Renforcer la première ligne, c'est aussi investir dans la prévention et éviter de surcharger nos hôpitaux. Ce sont des mesures essentielles pour garantir une Ville en bonne santé et la pandémie nous a montré qu'on en fait encore trop peu pour informer, rassurer et prendre en charge les patients via la première ligne de soins. Il y a donc urgence pour attirer les jeunes médecins à Charleroi si on veut garantir à chaque carolo l'accès à des soins de première ligne.
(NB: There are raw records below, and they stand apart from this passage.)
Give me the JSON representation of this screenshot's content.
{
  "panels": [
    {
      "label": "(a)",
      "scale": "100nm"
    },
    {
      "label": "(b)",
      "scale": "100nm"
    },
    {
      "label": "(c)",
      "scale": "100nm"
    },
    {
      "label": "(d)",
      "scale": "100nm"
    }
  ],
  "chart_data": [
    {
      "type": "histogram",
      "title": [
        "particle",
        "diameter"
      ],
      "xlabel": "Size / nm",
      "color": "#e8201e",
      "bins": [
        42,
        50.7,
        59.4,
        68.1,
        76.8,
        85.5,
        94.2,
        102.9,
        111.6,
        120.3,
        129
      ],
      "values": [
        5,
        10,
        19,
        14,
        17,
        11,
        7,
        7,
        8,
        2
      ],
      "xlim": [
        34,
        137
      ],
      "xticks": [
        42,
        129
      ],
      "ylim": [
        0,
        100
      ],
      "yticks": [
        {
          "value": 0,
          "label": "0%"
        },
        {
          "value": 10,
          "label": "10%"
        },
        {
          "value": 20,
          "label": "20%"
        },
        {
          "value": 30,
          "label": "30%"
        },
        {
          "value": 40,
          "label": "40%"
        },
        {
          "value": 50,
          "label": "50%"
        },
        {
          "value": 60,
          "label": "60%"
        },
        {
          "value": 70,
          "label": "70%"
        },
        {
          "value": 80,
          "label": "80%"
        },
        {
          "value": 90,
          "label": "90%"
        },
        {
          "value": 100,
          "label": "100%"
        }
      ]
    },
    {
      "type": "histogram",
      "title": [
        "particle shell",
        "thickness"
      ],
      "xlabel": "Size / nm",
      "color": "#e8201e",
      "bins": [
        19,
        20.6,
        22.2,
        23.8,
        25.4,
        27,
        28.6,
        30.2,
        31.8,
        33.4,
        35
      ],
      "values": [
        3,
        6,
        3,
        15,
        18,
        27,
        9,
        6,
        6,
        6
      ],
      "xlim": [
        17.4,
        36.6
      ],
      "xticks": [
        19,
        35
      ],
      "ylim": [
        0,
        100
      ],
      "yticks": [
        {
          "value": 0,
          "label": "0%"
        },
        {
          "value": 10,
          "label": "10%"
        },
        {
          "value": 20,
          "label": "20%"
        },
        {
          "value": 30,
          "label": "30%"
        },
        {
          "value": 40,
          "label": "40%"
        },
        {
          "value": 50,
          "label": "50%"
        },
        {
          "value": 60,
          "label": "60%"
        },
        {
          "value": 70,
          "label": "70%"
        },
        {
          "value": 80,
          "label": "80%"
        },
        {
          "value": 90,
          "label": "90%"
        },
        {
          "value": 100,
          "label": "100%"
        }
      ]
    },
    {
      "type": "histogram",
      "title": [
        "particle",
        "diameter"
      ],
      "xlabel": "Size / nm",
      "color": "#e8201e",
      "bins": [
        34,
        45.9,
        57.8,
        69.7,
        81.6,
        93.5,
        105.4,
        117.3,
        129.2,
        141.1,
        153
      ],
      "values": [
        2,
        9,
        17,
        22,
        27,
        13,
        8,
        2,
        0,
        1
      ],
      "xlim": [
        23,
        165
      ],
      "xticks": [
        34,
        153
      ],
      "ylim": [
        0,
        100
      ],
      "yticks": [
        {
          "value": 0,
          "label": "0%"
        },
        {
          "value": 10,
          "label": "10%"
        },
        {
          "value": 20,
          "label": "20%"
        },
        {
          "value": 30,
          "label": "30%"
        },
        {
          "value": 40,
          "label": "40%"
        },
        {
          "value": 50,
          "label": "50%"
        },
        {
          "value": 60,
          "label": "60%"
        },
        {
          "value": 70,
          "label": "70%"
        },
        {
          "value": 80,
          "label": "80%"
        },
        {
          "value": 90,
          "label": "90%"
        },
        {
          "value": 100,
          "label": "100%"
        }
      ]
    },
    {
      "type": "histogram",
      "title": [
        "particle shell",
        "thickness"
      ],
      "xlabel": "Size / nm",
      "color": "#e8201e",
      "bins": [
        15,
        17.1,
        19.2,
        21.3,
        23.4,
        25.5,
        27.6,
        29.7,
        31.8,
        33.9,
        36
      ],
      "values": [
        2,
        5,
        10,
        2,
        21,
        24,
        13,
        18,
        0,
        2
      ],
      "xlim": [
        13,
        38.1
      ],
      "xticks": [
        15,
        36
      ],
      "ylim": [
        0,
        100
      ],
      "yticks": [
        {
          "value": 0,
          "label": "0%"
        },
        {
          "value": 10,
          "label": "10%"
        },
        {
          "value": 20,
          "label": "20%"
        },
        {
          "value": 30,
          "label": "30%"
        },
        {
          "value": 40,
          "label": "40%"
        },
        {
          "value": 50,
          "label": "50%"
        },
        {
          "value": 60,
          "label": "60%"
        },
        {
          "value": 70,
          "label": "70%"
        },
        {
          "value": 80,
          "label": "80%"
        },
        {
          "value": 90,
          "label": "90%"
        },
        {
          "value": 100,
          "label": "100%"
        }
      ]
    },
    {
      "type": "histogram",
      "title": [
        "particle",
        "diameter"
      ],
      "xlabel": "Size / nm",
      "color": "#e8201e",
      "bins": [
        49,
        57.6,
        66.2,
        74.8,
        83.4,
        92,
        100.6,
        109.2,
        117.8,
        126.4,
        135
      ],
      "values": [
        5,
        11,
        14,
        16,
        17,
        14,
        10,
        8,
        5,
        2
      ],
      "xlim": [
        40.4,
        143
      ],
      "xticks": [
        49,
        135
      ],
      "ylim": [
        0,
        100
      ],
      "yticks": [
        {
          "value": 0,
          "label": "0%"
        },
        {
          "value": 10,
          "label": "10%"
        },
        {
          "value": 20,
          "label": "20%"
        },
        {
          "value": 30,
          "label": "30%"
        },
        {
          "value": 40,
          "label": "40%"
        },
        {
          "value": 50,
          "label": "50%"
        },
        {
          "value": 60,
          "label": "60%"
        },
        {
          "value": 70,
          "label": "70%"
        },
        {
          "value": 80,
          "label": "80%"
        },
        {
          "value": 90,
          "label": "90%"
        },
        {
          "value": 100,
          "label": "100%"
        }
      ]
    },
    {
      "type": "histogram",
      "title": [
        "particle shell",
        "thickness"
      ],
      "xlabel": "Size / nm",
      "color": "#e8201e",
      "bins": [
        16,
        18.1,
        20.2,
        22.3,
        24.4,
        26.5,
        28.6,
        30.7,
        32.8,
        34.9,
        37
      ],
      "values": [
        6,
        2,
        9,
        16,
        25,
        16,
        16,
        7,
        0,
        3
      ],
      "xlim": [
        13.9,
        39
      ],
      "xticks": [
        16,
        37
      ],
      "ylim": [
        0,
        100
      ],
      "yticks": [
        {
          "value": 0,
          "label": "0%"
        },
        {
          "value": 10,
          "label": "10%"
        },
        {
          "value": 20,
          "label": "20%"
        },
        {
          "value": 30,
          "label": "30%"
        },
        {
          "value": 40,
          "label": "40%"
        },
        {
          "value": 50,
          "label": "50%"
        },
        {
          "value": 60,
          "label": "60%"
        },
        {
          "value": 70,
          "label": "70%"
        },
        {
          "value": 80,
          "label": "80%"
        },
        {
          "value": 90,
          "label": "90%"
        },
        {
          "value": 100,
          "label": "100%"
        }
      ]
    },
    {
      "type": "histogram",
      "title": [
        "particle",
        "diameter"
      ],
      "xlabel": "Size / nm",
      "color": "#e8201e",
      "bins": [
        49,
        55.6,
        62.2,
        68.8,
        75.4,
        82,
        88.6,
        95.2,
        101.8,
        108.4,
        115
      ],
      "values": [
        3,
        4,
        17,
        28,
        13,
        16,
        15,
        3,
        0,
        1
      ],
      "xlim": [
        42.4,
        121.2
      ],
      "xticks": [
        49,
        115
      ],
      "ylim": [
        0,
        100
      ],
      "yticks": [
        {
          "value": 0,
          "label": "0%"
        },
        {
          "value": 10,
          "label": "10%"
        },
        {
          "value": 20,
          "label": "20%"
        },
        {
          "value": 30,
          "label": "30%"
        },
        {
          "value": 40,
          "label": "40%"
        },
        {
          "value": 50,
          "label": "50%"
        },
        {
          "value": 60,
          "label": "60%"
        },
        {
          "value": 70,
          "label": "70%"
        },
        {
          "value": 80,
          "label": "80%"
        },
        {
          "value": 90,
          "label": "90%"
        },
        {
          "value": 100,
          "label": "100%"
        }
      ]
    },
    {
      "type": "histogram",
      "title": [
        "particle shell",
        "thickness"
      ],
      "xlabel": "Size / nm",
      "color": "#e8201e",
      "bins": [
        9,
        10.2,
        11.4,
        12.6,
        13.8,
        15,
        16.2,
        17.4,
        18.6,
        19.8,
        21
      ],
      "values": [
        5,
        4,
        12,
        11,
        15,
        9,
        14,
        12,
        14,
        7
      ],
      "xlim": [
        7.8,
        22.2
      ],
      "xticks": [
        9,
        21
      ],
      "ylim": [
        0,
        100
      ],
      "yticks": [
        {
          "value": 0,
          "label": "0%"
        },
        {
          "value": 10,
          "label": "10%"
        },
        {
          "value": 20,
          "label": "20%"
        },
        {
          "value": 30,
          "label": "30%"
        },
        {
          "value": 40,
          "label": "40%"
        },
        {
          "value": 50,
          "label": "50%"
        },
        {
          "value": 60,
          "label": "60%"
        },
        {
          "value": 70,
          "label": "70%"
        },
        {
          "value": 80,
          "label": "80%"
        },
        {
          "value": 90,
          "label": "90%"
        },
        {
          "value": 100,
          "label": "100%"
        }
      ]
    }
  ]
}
En premier lieu, nous devons soutenir la création et les activités des maisons médicales. Ces centres pluridisciplinaires où l'on retrouve médecins, accueillants, infirmiers, et parfois kinés, psychologues et dentistes, prennent en charge le patient tant sur le plan curatif que préventif et diminuent ainsi les dépenses de santé. À ce titre, vous aviez inscrit dans votre Projet de Ville un point pour, et je cite, : « Renforcer l’accès de tous à la médecine de première ligne, notamment par un soutien aux maisons médicales existantes et à la création de nouvelles maisons médicales ».
Ensuite, nous devons faciliter les déplacements en ville pour les soignants qui voient les patients à domicile en revenant sur la politique de parking payant qui compliquent leur travail au quotidien.
Enfin, nous devons diminuer la surcharge administrative: abolir le système de médecine de contrôle (via OCM) imposé aux travailleurs de la ville, CPAS, ISPPC, etc : c'est une source de stress inutile pour les patients, c'est une surcharge administrative pour les médecins généralistes et une source de frustration puisqu'on contrôle aussi leur travail et leur bonne foi.
Ce sont quelques pistes concrètes qui permettront de rendre la Ville de Charleroi plus attractive et aideront certainement les médecins déjà présents dans leur travail. Quelles sont les engagements et les garanties que la Ville de Charleroi peut prendre vis-à-vis des futurs potentiels médecins carolos ?
https://www.sudinfo.be/id444772/article/2022-02-14/des-medecins-de-moins-en-moins-nombreux-charleroi-en-compte-un-pour-750
Entend la question d'actualité de Madame la Conseillère Sofie Merckx, la réponse de Madame l'Echevine Alicia Monard et la réplique de Madame la Conseillère Sofie Merckx.